Ukraine shares a border with Russia and it was part of the Russian-led Soviet Union for much of the 20th century before it collapsed. Like many former Soviet countries in eastern Europe, Ukraine has drifted ideologically and strategically closer to the West since the Soviet Union’s collapse. Russia has long been hostile to Ukraine’s shift to the West and the invasion last year was not its first move towards occupying Ukraine.

24 February 2022:

On 24 February 2022, Putin declared a “special military operation” in Ukraine. Troops entered and missiles were fired across the country, including the capital Kyiv. Putin claimed without evidence Russia was acting in ‘self-defence’ and to fight “persecution” inside Ukraine.

The course of the war:

Ukraine’s defence, bolstered by Western supplies, has been stronger than many expected. Russia has also made a number of strategic blunders and nearly 200,000 of its soldiers have been killed or wounded in the past year. Though it initially aimed to capture the whole country, Russia has narrowed its focus to eastern Ukraine, though it still fires missiles across the country. There is widely-documented evidence Russia’s attacks have targeted civilians, though Russia denies this. The UN has verified over 8,000 civilian deaths, although it says “the true number is likely to be substantially higher”.

The road ahead:

There is no sign yet of a negotiated peace between Russia and Ukraine. In fact, talks have broken down altogether. Russia has not shown any sign of abandoning its objectives and Ukrainian President Volodymyr Zelenskyy has suggested he wants to win back Crimea.

A wider war?:

There are fears the war could spread to other countries. Belarus, a Russian ally, has threatened to enter the war if ‘provoked’ by Ukraine. Moldova, which shares a border with Ukraine, has expressed fears it is “next” in Russia’s sights. Russia has also repeatedly threatened to use nuclear weapons and accused Ukraine’s Western allies of effectively declaring war by supplying Ukraine with weapons. NATO members have signed an agreement that includes ‘collective defence’, committing them to treat an attack on one NATO member as an attack on all of them.
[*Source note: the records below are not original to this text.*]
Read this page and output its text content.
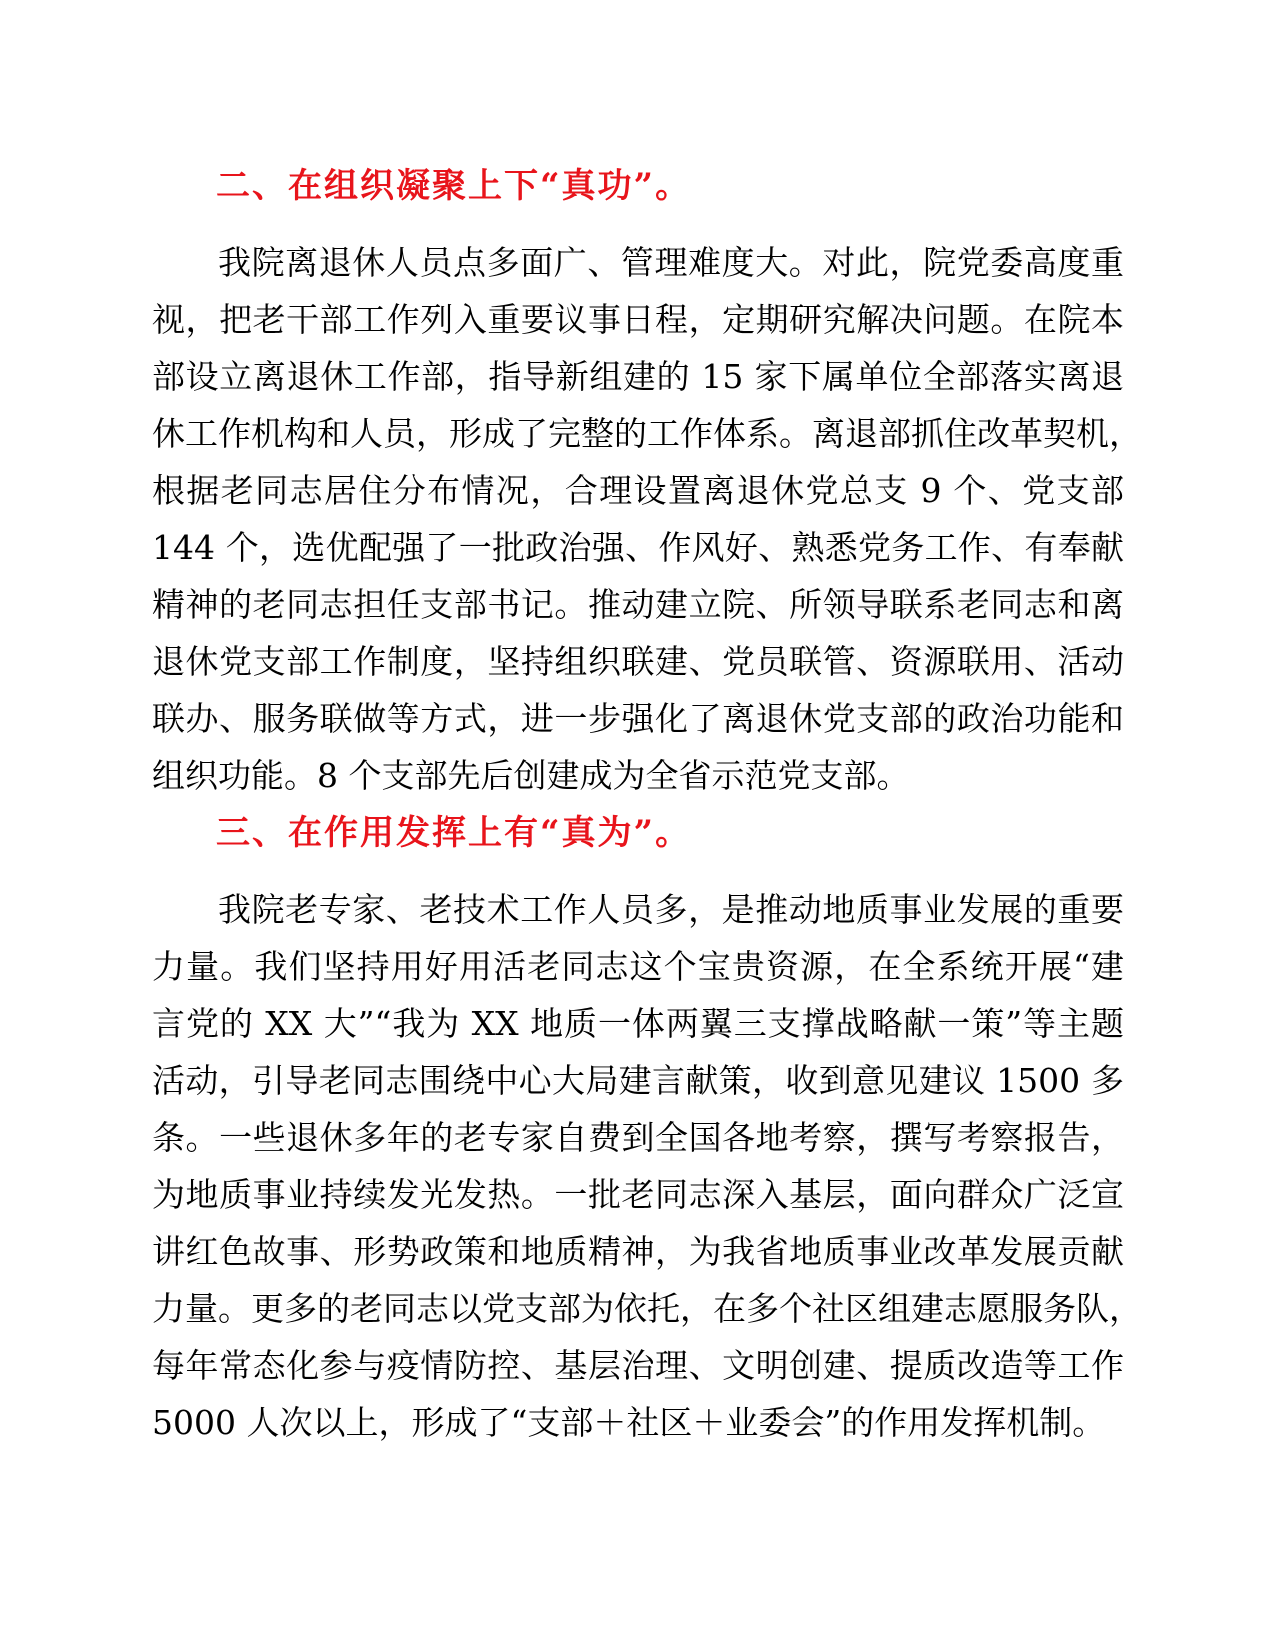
二、在组织凝聚上下“真功”。
我院离退休人员点多面广、管理难度大。对此，院党委高度重
视，把老干部工作列入重要议事日程，定期研究解决问题。在院本
部设立离退休工作部，指导新组建的 15 家下属单位全部落实离退
休工作机构和人员，形成了完整的工作体系。离退部抓住改革契机，
根据老同志居住分布情况，合理设置离退休党总支 9 个、党支部
144 个，选优配强了一批政治强、作风好、熟悉党务工作、有奉献
精神的老同志担任支部书记。推动建立院、所领导联系老同志和离
退休党支部工作制度，坚持组织联建、党员联管、资源联用、活动
联办、服务联做等方式，进一步强化了离退休党支部的政治功能和
组织功能。8 个支部先后创建成为全省示范党支部。
三、在作用发挥上有“真为”。
我院老专家、老技术工作人员多，是推动地质事业发展的重要
力量。我们坚持用好用活老同志这个宝贵资源，在全系统开展“建
言党的 XX 大”“我为 XX 地质一体两翼三支撑战略献一策”等主题
活动，引导老同志围绕中心大局建言献策，收到意见建议 1500 多
条。一些退休多年的老专家自费到全国各地考察，撰写考察报告，
为地质事业持续发光发热。一批老同志深入基层，面向群众广泛宣
讲红色故事、形势政策和地质精神，为我省地质事业改革发展贡献
力量。更多的老同志以党支部为依托，在多个社区组建志愿服务队，
每年常态化参与疫情防控、基层治理、文明创建、提质改造等工作
5000 人次以上，形成了“支部＋社区＋业委会”的作用发挥机制。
U.S. President Joe Biden has previously called this a ‘sacred obligation’.

Global context:

As well as supplying weapons, the U.S. has led a push to impose sanctions (financial penalties) on Russia in the past year. Australia, Canada, the UK, the European Union, New Zealand, Japan, South Korea and Singapore have all joined in imposing sanctions. Other countries have been reluctant to directly condemn the war, including India and China. China has friendly ties with Russia and there are growing fears it may decide to supply Russia with weapons.